Il y a des milliers d’ONG qui contribuent activement à la rénovation des Etats, à la lutte contre la corruption, à l’action éducative et humanitaire pour les populations. Là, en Afghanistan, les dictatures ne veulent pas entendre parler de société civile, qu’il s’agissent des Etats religieux comme l’Iran, l’Arabie Saoudite ou l’Afghanistan, ou des dictatures laïques comme la Russie et la Chine. En reportage, j’ai rencontré de nombreux dirigeants talibans, discuté des heures avec eux, et quand je leur demandais – et ils n’ont pas changé – ce qu’ils voulaient au fond, ils répondait « la pureté », ils veulent instaurer le régime religieusement – islamiquement – « le plus pur au monde ». Ce qui est à la fois fascinant et effrayant comme réponse. Car on sait où mène le désir politique de pureté, et le diktat du religieux.
Pour différentes raisons, mais excluant de la même façon toute société civile libre, la Chine, la Russie et l’Iran négocient avec l’Afghanistan. Sur le dos de l’Occident et en absence de toute organisation internationale structurante.
-Le Pakistan, qui était présumé allié sûr des Américains il y a quelques années, est-il entrain de basculer ?
-Les Pakistanais jouent sur deux tableaux. D’un côté, ils maintiennent des liens avec les Américains, pour des raisons économiques et financières, le Pakistan est un pays de 200 millions d’habitants qui n’arrive pas à se nourrir. D’un autre côté, notamment dans l’armée – de 500 000 hommes – il y a une paranoïa face à l’Inde (après trois guerres successives et le maintien d’un conflit larvé), et ils conçoivent l’Afghanistan comme un atout de profondeur géographique et stratégique qui les confortent.

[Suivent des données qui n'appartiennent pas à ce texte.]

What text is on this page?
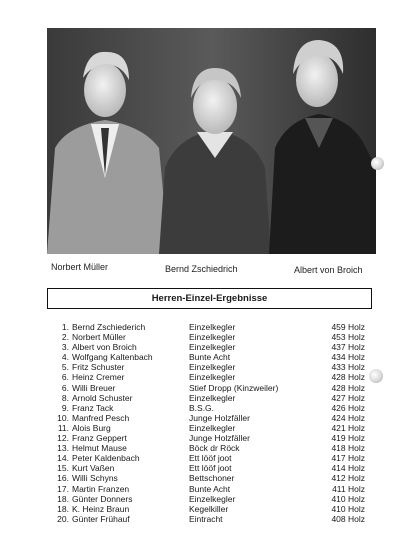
Norbert Müller	Bernd Zschiedrich	Albert von Broich
Herren-Einzel-Ergebnisse
1. Bernd Zschiederich	Einzelkegler	459 Holz
2. Norbert Müller	Einzelkegler	453 Holz
3. Albert von Broich	Einzelkegler	437 Holz
4. Wolfgang Kaltenbach	Bunte Acht	434 Holz
5. Fritz Schuster	Einzelkegler	433 Holz
6. Heinz Cremer	Einzelkegler	428 Holz
6. Willi Breuer	Stief Dropp (Kinzweiler)	428 Holz
8. Arnold Schuster	Einzelkegler	427 Holz
9. Franz Tack	B.S.G.	426 Holz
10. Manfred Pesch	Junge Holzfäller	424 Holz
11. Alois Burg	Einzelkegler	421 Holz
12. Franz Geppert	Junge Holzfäller	419 Holz
13. Helmut Mause	Böck dr Röck	418 Holz
14. Peter Kaldenbach	Ett lööf joot	417 Holz
15. Kurt Vaßen	Ett lööf joot	414 Holz
16. Willi Schyns	Bettschoner	412 Holz
17. Martin Franzen	Bunte Acht	411 Holz
18. Günter Donners	Einzelkegler	410 Holz
18. K. Heinz Braun	Kegelkiller	410 Holz
20. Günter Frühauf	Eintracht	408 Holz
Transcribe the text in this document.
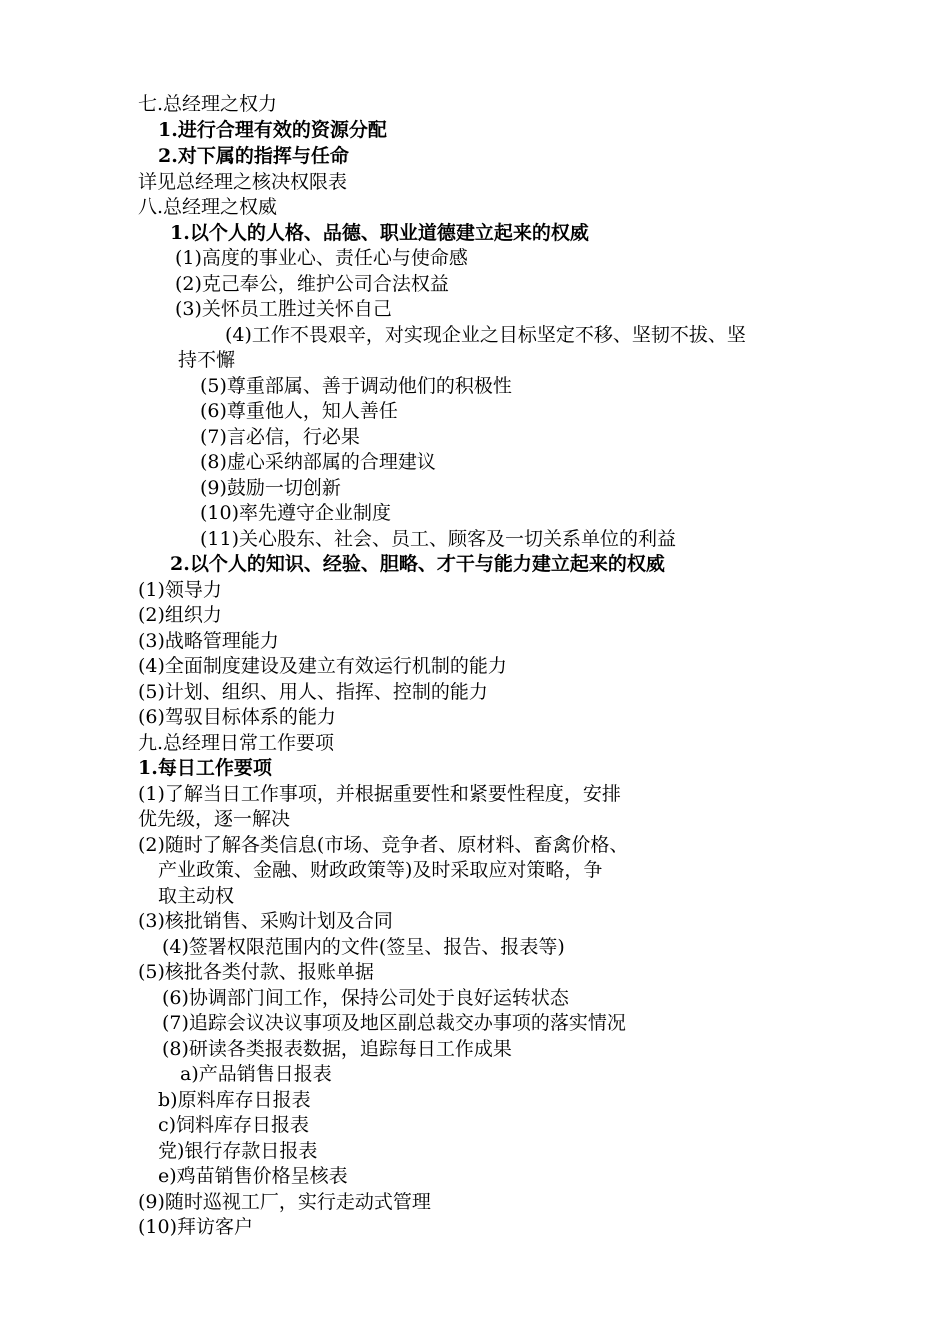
七.总经理之权力
1.进行合理有效的资源分配
2.对下属的指挥与任命
详见总经理之核决权限表
八.总经理之权威
1.以个人的人格、品德、职业道德建立起来的权威
(1)高度的事业心、责任心与使命感
(2)克己奉公，维护公司合法权益
(3)关怀员工胜过关怀自己
(4)工作不畏艰辛，对实现企业之目标坚定不移、坚韧不拔、坚
持不懈
(5)尊重部属、善于调动他们的积极性
(6)尊重他人，知人善任
(7)言必信，行必果
(8)虚心采纳部属的合理建议
(9)鼓励一切创新
(10)率先遵守企业制度
(11)关心股东、社会、员工、顾客及一切关系单位的利益
2.以个人的知识、经验、胆略、才干与能力建立起来的权威
(1)领导力
(2)组织力
(3)战略管理能力
(4)全面制度建设及建立有效运行机制的能力
(5)计划、组织、用人、指挥、控制的能力
(6)驾驭目标体系的能力
九.总经理日常工作要项
1.每日工作要项
(1)了解当日工作事项，并根据重要性和紧要性程度，安排
优先级，逐一解决
(2)随时了解各类信息(市场、竞争者、原材料、畜禽价格、
产业政策、金融、财政政策等)及时采取应对策略，争
取主动权
(3)核批销售、采购计划及合同
(4)签署权限范围内的文件(签呈、报告、报表等)
(5)核批各类付款、报账单据
(6)协调部门间工作，保持公司处于良好运转状态
(7)追踪会议决议事项及地区副总裁交办事项的落实情况
(8)研读各类报表数据，追踪每日工作成果
a)产品销售日报表
b)原料库存日报表
c)饲料库存日报表
党)银行存款日报表
e)鸡苗销售价格呈核表
(9)随时巡视工厂，实行走动式管理
(10)拜访客户
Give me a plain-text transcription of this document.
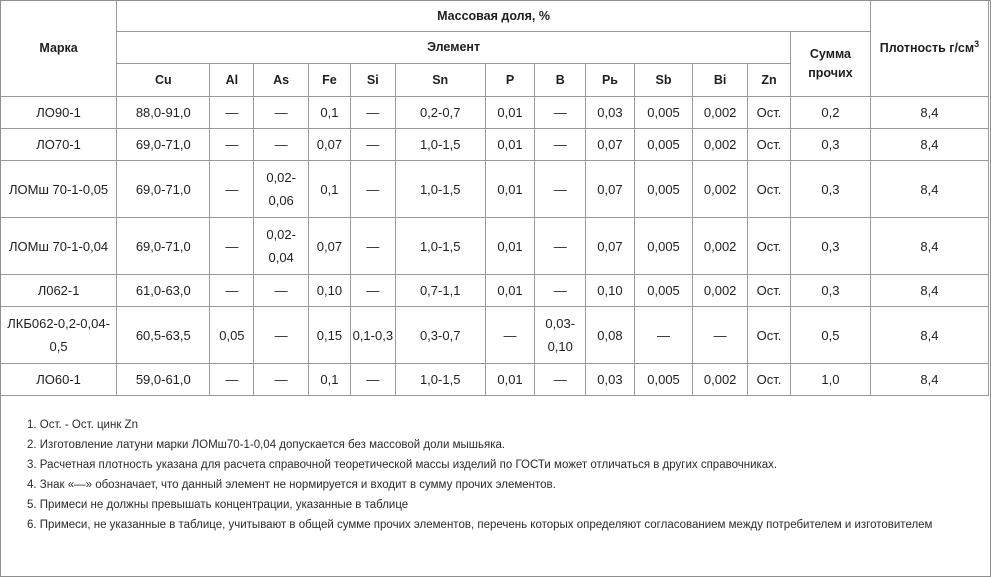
Марка	Массовая доля, %													Плотность $г/см^3$
	Элемент												Сумма прочих	
	Cu	Al	As	Fe	Si	Sn	P	B	Pь	Sb	Bi	Zn		
ЛО90-1	88,0-91,0	—	—	0,1	—	0,2-0,7	0,01	—	0,03	0,005	0,002	Ост.	0,2	8,4
ЛО70-1	69,0-71,0	—	—	0,07	—	1,0-1,5	0,01	—	0,07	0,005	0,002	Ост.	0,3	8,4
ЛОМш 70-1-0,05	69,0-71,0	—	0,02-0,06	0,1	—	1,0-1,5	0,01	—	0,07	0,005	0,002	Ост.	0,3	8,4
ЛОМш 70-1-0,04	69,0-71,0	—	0,02-0,04	0,07	—	1,0-1,5	0,01	—	0,07	0,005	0,002	Ост.	0,3	8,4
Л062-1	61,0-63,0	—	—	0,10	—	0,7-1,1	0,01	—	0,10	0,005	0,002	Ост.	0,3	8,4
ЛКБ062-0,2-0,04-0,5	60,5-63,5	0,05	—	0,15	0,1-0,3	0,3-0,7	—	0,03-0,10	0,08	—	—	Ост.	0,5	8,4
ЛО60-1	59,0-61,0	—	—	0,1	—	1,0-1,5	0,01	—	0,03	0,005	0,002	Ост.	1,0	8,4
1. Ост. - Ост. цинк Zn
2. Изготовление латуни марки ЛОМш70-1-0,04 допускается без массовой доли мышьяка.
3. Расчетная плотность указана для расчета справочной теоретической массы изделий по ГОСТи может отличаться в других справочниках.
4. Знак «—» обозначает, что данный элемент не нормируется и входит в сумму прочих элементов.
5. Примеси не должны превышать концентрации, указанные в таблице
6. Примеси, не указанные в таблице, учитывают в общей сумме прочих элементов, перечень которых определяют согласованием между потребителем и изготовителем
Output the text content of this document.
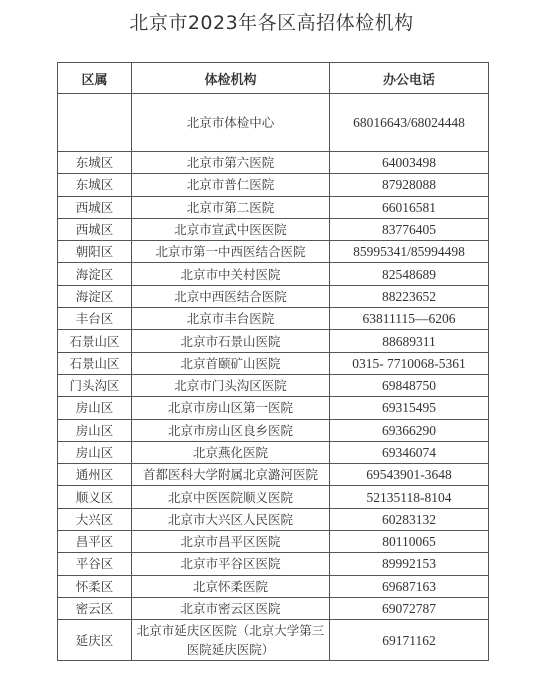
北京市2023年各区高招体检机构
区属	体检机构	办公电话
	北京市体检中心	68016643/68024448
东城区	北京市第六医院	64003498
东城区	北京市普仁医院	87928088
西城区	北京市第二医院	66016581
西城区	北京市宣武中医医院	83776405
朝阳区	北京市第一中西医结合医院	85995341/85994498
海淀区	北京市中关村医院	82548689
海淀区	北京中西医结合医院	88223652
丰台区	北京市丰台医院	63811115—6206
石景山区	北京市石景山医院	88689311
石景山区	北京首颐矿山医院	0315- 7710068-5361
门头沟区	北京市门头沟区医院	69848750
房山区	北京市房山区第一医院	69315495
房山区	北京市房山区良乡医院	69366290
房山区	北京燕化医院	69346074
通州区	首都医科大学附属北京潞河医院	69543901-3648
顺义区	北京中医医院顺义医院	52135118-8104
大兴区	北京市大兴区人民医院	60283132
昌平区	北京市昌平区医院	80110065
平谷区	北京市平谷区医院	89992153
怀柔区	北京怀柔医院	69687163
密云区	北京市密云区医院	69072787
延庆区	北京市延庆区医院（北京大学第三医院延庆医院）	69171162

Dans les services de renseignements pakistanais on considère donc l’Afghanistan comme une arrière-cour, sur laquelle une mainmise est militairement appréciable en défense de l’Inde. Mais il y a aussi une méfiance, dans l’armée pakistanaise plutôt laïque, vis-à-vis des fondamentalistes islamistes et des talibans. Des cellules des services secrets ont tellement infiltrés les islamistes qu’ils ne savent plus trop qui est qui, et une méfiance existe au Pakistan de ce fait là. Le pouvoir, qui joue parfois avec les religieux, ont très peur de la talibanisation du Pakistan. Il joue un rôle en Afghanistan, mais les Pakistanais jouent avec le feu. Ce double jeu est dangereux, ils le disent eux-mêmes.
Le Pakistan maintient un canal de communication avec les Etats-Unis, en même temps il est un allié-vassal de la Chine, qui en use pour tenter d’affaiblir l’Inde, grand rival asiatique de la Chine. Il y a un axe Inde-Russie face à un axe Chine-Pakistan.
« En Afghanistan, on va avoir une sorte d’Arabie Saoudite, un miroir du wahhabisme version afghano-tribale (…) Le bras de fer avec l’Occident se fera sur le terrain diplomatique et économique »
-Dans ce contexte, terrible pour la population afghane et les femmes en particulier, livrées au régime des talibans, quelles peuvent être les sources d’espoir, notamment pour la résistance qui semble commencer à se constituer autour du fils du Commandant Massoud ?
-La vallée du Panshir semble cadenassée de tous côtés, il n’y a pas de sortie, ni terrestre, ni aérienne, pour les troupes du fils Massoud, Ahmad. Mais il y a quand même une volonté de résistance militaire, et le maintien de communications possibles vers cette région pour la logistique et l’alimentation. Je pense qu’à terme pourra aussi émerger une résistance non pas militaire mais civile, dans les villes, avec ces Afghans et Afghanes qui ont connu la liberté ces vingt dernières années et qui sont opposés aux talibans, notamment chez les plus jeunes. Cette opposition n’ira pas très loin, car je crois que les talibans sont sans doute là pour assez longtemps…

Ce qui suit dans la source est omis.